Why was the event heavy on the storytellers and light on subjects? "All these fucking PR people!" one friend. "It's like walking through a pig trough."
The biggest Yahoo personality was "peanut butter manifesto" author Brad Garlinghouse, who was spotted deep in a long conversation with AllThingsD's Kara Swisher in a corner by the bar. The biggest name on the Facebook side? Spokeswoman Brandee Barker, who was quite a fan of the photo booth (and, apparently, Swisher, whom she pried away from Garlinghouse for some close contact).
No surprise, really. Yahoo and Facebook executives were likely distracted by negotiations over taking a stake in Facebook. And really, OutCast couldn't have planned it better: The Valley's press corps was drinking and eating instead of staking out restaurants and hotels in Palo Alto. Brilliant!
Indeed, the number and cailber of the journalists who appeared says something about the spell they've cast over the tech media. Spotted in the crowd: author and BusinessWeek columnist Sarah Lacy, GigaOm's Om Malik, USA Today's Janet Kornblum, Michael Bazeley of the San Jose Mercury News, Jessica Guynn of the LA Times, Bloomberg's Ed Robinson and Wall Street Journal reporters Vauhini Vara and Don Clark. On the less-prestigious side, Red Herring editor Joel Dreyfuss was there, and upon meeting me, instantly began haranguing me for our coverage of his publication's death spiral. "Why didn't you cover Business 2.0?" he asked, alluding to that magazine's recent disintegration. Um, I thought we had?

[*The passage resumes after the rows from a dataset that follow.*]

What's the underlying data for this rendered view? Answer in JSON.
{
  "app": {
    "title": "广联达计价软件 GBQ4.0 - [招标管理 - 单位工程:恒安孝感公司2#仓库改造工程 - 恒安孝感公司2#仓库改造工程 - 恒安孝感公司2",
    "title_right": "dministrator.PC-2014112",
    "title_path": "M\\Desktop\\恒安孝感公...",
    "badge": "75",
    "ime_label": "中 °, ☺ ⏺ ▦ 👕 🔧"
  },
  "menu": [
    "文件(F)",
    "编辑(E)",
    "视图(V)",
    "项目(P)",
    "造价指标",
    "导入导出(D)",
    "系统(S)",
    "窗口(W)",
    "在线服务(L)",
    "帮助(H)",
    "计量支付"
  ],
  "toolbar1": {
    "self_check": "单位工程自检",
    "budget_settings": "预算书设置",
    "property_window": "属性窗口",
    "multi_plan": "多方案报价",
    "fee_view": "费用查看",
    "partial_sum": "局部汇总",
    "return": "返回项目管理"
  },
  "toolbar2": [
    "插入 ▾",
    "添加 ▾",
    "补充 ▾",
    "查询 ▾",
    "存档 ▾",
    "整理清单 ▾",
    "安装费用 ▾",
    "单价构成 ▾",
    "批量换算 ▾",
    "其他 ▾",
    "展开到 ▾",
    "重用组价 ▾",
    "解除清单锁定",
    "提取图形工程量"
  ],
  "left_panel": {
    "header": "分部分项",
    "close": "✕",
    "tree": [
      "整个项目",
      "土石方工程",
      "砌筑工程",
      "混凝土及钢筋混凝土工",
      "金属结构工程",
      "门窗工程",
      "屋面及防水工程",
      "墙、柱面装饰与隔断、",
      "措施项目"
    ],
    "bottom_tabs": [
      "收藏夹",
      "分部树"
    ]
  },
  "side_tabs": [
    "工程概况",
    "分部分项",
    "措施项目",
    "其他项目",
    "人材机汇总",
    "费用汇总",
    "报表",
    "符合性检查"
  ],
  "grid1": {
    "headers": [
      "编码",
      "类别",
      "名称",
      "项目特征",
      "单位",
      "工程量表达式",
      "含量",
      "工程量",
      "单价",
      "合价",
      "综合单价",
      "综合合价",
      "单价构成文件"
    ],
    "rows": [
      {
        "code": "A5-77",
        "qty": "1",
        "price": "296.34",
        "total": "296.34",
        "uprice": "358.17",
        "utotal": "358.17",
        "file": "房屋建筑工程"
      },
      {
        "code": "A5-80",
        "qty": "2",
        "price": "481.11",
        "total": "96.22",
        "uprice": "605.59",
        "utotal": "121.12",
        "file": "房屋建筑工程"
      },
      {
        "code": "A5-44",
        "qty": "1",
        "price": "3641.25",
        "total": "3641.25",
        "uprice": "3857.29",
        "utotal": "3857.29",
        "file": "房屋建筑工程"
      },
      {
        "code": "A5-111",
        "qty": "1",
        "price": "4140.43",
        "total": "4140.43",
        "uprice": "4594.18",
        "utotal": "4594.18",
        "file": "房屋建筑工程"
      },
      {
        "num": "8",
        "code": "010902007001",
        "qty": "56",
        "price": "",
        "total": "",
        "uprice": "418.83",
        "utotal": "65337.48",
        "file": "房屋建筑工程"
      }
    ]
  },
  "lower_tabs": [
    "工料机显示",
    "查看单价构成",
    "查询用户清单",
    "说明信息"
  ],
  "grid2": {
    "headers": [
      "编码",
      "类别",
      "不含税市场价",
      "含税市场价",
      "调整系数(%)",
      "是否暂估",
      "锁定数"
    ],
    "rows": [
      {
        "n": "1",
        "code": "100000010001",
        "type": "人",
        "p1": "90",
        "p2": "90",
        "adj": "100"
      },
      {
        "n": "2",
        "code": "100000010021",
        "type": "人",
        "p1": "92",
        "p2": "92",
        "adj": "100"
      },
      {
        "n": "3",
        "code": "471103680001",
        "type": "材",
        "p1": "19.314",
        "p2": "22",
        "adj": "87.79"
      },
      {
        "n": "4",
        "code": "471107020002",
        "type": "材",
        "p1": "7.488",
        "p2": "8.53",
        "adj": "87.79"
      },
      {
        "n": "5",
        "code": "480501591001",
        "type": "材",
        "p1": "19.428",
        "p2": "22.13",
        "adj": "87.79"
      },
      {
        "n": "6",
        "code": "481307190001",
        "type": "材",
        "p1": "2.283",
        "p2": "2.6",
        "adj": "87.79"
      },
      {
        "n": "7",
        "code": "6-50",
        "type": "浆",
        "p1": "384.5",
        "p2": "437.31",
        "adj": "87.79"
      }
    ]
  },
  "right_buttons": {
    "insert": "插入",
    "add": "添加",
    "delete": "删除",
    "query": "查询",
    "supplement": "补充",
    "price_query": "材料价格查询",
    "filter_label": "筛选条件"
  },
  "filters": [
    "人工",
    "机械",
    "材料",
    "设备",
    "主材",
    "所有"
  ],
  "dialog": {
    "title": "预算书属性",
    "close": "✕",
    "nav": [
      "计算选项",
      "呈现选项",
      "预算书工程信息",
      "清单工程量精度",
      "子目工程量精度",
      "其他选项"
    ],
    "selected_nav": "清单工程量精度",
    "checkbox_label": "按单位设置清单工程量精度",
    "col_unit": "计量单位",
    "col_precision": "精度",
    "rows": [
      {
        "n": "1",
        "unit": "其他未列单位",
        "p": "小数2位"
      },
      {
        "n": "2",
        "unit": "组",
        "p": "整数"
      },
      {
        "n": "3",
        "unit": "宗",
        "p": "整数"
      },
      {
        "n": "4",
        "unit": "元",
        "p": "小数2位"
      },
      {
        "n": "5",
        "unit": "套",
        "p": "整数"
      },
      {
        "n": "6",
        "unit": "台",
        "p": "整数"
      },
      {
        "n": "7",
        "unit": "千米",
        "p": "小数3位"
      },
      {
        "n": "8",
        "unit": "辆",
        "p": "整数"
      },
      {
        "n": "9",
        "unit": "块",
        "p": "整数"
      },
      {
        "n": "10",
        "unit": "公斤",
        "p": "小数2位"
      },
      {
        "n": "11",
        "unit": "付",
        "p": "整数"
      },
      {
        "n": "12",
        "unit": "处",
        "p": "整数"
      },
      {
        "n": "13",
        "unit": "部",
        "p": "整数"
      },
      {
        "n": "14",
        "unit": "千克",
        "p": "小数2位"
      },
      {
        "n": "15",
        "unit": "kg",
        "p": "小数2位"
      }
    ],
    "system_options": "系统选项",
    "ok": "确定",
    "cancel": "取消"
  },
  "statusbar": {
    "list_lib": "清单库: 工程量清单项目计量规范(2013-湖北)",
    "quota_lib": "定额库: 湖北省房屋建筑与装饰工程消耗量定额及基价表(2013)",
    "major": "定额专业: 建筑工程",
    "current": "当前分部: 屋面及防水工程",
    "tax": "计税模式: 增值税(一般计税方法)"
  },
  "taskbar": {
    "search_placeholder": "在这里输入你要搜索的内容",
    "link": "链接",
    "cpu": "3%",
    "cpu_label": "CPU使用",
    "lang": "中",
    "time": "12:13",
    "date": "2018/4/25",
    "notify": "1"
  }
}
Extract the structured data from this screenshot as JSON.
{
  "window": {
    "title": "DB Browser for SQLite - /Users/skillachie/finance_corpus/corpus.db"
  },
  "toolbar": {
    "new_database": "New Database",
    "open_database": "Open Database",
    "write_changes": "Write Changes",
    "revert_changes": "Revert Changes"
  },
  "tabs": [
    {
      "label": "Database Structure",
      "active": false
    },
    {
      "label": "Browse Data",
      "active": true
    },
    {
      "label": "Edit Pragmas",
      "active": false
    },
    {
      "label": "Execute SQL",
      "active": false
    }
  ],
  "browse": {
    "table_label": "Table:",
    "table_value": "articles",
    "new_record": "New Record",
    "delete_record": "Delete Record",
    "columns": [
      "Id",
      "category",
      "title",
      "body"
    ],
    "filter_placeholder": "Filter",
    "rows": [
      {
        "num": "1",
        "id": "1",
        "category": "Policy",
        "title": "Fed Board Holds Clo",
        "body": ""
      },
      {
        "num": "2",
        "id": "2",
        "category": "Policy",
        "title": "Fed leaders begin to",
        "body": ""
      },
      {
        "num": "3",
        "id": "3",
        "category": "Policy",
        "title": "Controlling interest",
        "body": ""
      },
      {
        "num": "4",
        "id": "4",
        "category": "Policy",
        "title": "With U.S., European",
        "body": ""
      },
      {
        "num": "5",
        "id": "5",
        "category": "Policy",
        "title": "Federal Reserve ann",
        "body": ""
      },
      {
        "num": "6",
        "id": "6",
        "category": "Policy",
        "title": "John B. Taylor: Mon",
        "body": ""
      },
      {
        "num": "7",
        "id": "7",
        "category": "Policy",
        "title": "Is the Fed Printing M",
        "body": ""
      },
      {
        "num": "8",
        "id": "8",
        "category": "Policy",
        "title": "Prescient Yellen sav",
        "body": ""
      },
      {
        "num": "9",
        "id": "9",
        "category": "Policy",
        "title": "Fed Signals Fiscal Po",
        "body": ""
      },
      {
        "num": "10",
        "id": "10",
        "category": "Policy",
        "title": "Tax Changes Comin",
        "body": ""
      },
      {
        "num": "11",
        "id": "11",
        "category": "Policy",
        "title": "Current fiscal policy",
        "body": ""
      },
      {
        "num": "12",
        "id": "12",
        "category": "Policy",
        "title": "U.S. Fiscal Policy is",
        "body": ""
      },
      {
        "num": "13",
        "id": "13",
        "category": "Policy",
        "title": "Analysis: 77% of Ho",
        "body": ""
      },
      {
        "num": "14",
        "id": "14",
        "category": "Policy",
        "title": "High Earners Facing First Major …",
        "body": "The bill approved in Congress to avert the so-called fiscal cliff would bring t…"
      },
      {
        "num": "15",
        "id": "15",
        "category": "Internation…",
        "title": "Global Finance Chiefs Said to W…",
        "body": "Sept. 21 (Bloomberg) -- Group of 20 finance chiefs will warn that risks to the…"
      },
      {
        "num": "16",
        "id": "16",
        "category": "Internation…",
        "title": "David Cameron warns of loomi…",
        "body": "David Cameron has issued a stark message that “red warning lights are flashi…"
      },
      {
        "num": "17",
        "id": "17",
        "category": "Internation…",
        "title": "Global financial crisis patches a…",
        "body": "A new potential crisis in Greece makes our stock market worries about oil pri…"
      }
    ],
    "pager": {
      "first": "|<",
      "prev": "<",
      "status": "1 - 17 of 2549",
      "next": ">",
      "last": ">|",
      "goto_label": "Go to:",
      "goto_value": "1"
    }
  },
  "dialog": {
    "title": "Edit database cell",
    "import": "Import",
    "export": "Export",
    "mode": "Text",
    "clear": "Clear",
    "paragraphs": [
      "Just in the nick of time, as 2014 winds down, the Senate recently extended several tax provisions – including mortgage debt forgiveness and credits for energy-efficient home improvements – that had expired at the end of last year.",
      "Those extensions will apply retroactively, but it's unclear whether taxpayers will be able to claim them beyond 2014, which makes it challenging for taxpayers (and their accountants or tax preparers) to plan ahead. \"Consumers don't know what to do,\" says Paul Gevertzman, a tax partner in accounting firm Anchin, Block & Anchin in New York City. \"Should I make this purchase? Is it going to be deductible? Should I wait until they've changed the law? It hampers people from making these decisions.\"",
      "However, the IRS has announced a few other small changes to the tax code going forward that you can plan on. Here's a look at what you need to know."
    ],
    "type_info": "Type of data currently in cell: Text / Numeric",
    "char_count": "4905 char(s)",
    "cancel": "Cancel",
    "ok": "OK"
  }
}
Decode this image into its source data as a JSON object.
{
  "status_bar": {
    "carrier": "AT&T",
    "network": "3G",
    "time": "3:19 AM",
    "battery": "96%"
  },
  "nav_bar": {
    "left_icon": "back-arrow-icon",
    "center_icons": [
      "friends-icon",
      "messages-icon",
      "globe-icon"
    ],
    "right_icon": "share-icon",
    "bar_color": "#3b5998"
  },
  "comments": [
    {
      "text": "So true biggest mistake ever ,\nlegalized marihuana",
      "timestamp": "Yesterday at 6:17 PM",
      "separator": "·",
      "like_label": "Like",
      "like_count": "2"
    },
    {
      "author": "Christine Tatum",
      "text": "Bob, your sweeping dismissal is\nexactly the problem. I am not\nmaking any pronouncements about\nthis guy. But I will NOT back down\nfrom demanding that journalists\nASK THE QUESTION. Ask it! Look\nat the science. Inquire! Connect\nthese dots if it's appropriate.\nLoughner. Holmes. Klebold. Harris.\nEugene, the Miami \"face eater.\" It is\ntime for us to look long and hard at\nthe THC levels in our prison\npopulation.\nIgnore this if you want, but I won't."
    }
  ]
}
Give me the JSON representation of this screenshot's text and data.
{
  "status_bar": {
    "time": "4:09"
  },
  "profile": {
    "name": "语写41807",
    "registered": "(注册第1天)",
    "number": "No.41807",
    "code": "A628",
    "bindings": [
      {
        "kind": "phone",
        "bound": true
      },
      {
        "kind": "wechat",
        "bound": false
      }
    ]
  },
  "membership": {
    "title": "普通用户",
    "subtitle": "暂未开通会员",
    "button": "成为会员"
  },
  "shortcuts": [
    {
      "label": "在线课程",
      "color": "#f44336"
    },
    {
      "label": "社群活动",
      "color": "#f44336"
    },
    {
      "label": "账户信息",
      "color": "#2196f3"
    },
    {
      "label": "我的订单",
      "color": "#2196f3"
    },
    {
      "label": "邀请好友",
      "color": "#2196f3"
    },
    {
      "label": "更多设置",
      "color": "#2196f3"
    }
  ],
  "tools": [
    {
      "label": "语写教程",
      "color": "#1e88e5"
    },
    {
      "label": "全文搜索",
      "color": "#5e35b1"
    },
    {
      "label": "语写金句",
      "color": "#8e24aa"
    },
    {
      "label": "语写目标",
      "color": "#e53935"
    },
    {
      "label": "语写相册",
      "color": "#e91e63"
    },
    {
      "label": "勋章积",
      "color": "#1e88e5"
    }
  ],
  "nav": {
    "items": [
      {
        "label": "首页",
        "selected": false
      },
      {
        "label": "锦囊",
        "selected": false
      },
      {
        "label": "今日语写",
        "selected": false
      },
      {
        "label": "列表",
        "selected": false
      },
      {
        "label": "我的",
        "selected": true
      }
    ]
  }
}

Ubiquitous videoblogger Robert Scoble showed up. I asked after his newborn son and inquired about how online-video startup PodTech, his ostensible employer, was faring. "Much better than last month," he replied. "Wait, what happened last month?" I asked. "John got fired!" he shot back, shocked that I had forgotten such a momentous occasion. Wait, fired? Didn't John Furrier, PodTech's founder and former CEO, "step down"? You learn something new at every one of these parties.